新型コロナウイルスの影響は、当初の私たちの予想をはるかに超えた深刻なものとなっています。収束のメドが立たないどころか、日本各地で、いつオーバーシュート(爆発的な感染拡大)が起きてもおかしくない危機的状況。世界中で人の行き来が遮断され、経済もメチャクチャです。

 これに対応すべく、先日G7の首脳がテレビ会議を行いました。G7外相会議も、テレビを通してのものに切り替えられました。お互いに行き来できない状況にあったために「やむを得ず」の措置でしたが、やってみたらとくに問題なく意思の疎通がとれたようです。

 となれば、これを機にテレビ会議をもっと取り入れていくことになるでしょう。国のトップがサミットなどで仰々しく集うのは、どちらかというとセレモニーに近いものです。本当に喫緊の課題については、スケジュール調整も比較的簡単で、セキュリティーの費用がまったくかからないテレビ会議を活用しない手はありません。

 これと同様のことが、一般企業にも当てはまります。

 もし、あなたの職場で、何日も前から会議が予定されているならば、それは単なるセレモニーではないかと疑問を持ってください。
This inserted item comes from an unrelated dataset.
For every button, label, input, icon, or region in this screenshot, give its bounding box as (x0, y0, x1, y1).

本当に話し合わなければならないことがあるなら、一刻を争うはずで、すぐにでも招集されるべきです。一か所に集まれなくとも、スカイプなどを利用すれば緊急会議は開けます。

 数日後に予定されている会議で間に合うのであれば、もはやそれは大したことではないのですから、わざわざ顔を突き合わせる必要などありません。

 今、世界は大変な惨禍に見舞われており、経済活動も甚大な被害を受けています。多くの日本企業も大混乱に陥っていることでしょう。
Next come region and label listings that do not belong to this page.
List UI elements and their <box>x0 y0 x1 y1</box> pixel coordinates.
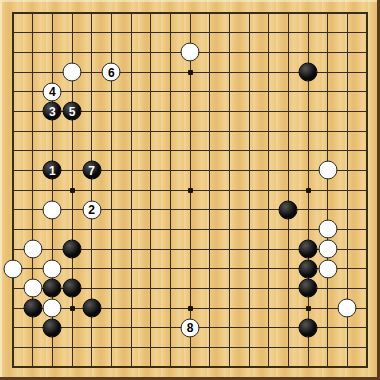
grid-vline <box>366 12 368 368</box>
stone-white-move-2[interactable]: 2 <box>82 200 101 219</box>
star-point <box>70 306 75 311</box>
star-point <box>188 188 193 193</box>
grid-vline <box>327 12 328 368</box>
stone-white-move-6[interactable]: 6 <box>102 63 121 82</box>
grid-vline <box>229 12 230 368</box>
stone-black[interactable] <box>23 299 42 318</box>
stone-black-move-5[interactable]: 5 <box>63 102 82 121</box>
stone-white[interactable] <box>4 259 23 278</box>
star-point <box>70 188 75 193</box>
stone-black[interactable] <box>299 240 318 259</box>
stone-black-move-3[interactable]: 3 <box>43 102 62 121</box>
stone-white[interactable] <box>43 200 62 219</box>
star-point <box>188 70 193 75</box>
stone-black-move-1[interactable]: 1 <box>43 161 62 180</box>
stone-white-move-8[interactable]: 8 <box>181 318 200 337</box>
stone-white-move-4[interactable]: 4 <box>43 82 62 101</box>
stone-white[interactable] <box>318 240 337 259</box>
stone-white[interactable] <box>318 161 337 180</box>
grid-vline <box>209 12 210 368</box>
stone-black[interactable] <box>299 318 318 337</box>
stone-white[interactable] <box>23 240 42 259</box>
stone-black[interactable] <box>299 279 318 298</box>
stone-white[interactable] <box>23 279 42 298</box>
go-board[interactable]: 64351728 <box>0 0 380 380</box>
stone-white[interactable] <box>318 220 337 239</box>
stone-white[interactable] <box>43 259 62 278</box>
stone-black-move-7[interactable]: 7 <box>82 161 101 180</box>
stone-white[interactable] <box>318 259 337 278</box>
star-point <box>306 188 311 193</box>
stone-black[interactable] <box>63 240 82 259</box>
stone-black[interactable] <box>63 279 82 298</box>
stone-black[interactable] <box>299 259 318 278</box>
stone-black[interactable] <box>43 279 62 298</box>
grid-hline <box>12 347 368 348</box>
stone-white[interactable] <box>181 43 200 62</box>
grid-hline <box>12 229 368 230</box>
stone-white[interactable] <box>43 299 62 318</box>
stone-white[interactable] <box>338 299 357 318</box>
star-point <box>306 306 311 311</box>
stone-black[interactable] <box>82 299 101 318</box>
stone-white[interactable] <box>63 63 82 82</box>
star-point <box>188 306 193 311</box>
grid-vline <box>268 12 269 368</box>
stone-black[interactable] <box>43 318 62 337</box>
grid-hline <box>12 209 368 210</box>
grid-vline <box>288 12 289 368</box>
stone-black[interactable] <box>299 63 318 82</box>
grid-hline <box>12 366 368 368</box>
grid-vline <box>249 12 250 368</box>
stone-black[interactable] <box>279 200 298 219</box>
 しかし、この苦境を、どうかビジネスの本質的な見直しを図る機会にしてください。

 いくら働き方改革が叫ばれていても、なかなか変わることができなかった日本企業が、いや応なく転換を迫られています。

 これまで、「とにかく定時に出社することが大事だ」という風潮だった職場は、今回の危機にまったく歯が立ちません。

 従業員は少しくらい具合が悪くても、それを表に出さずに会社に来て、感染の危険性を増やしています。それに、そういう根性主義の職場では、在宅勤務を取り入れようにも、うまく回らないのです。

 言うまでもなく、在宅勤務には個々のセルフマネジメント能力が求められます。

 会社に行って、自席に座って、パソコンをいじっていることで「仕事をしている」と思い込んでいた人たちは、在宅勤務ではなんの結果も出せません。

 だからこそ、部下たちを在宅勤務に就かせるとき、マネジャーはその仕事をどうチェックしたらいいのか迷うことでしょう。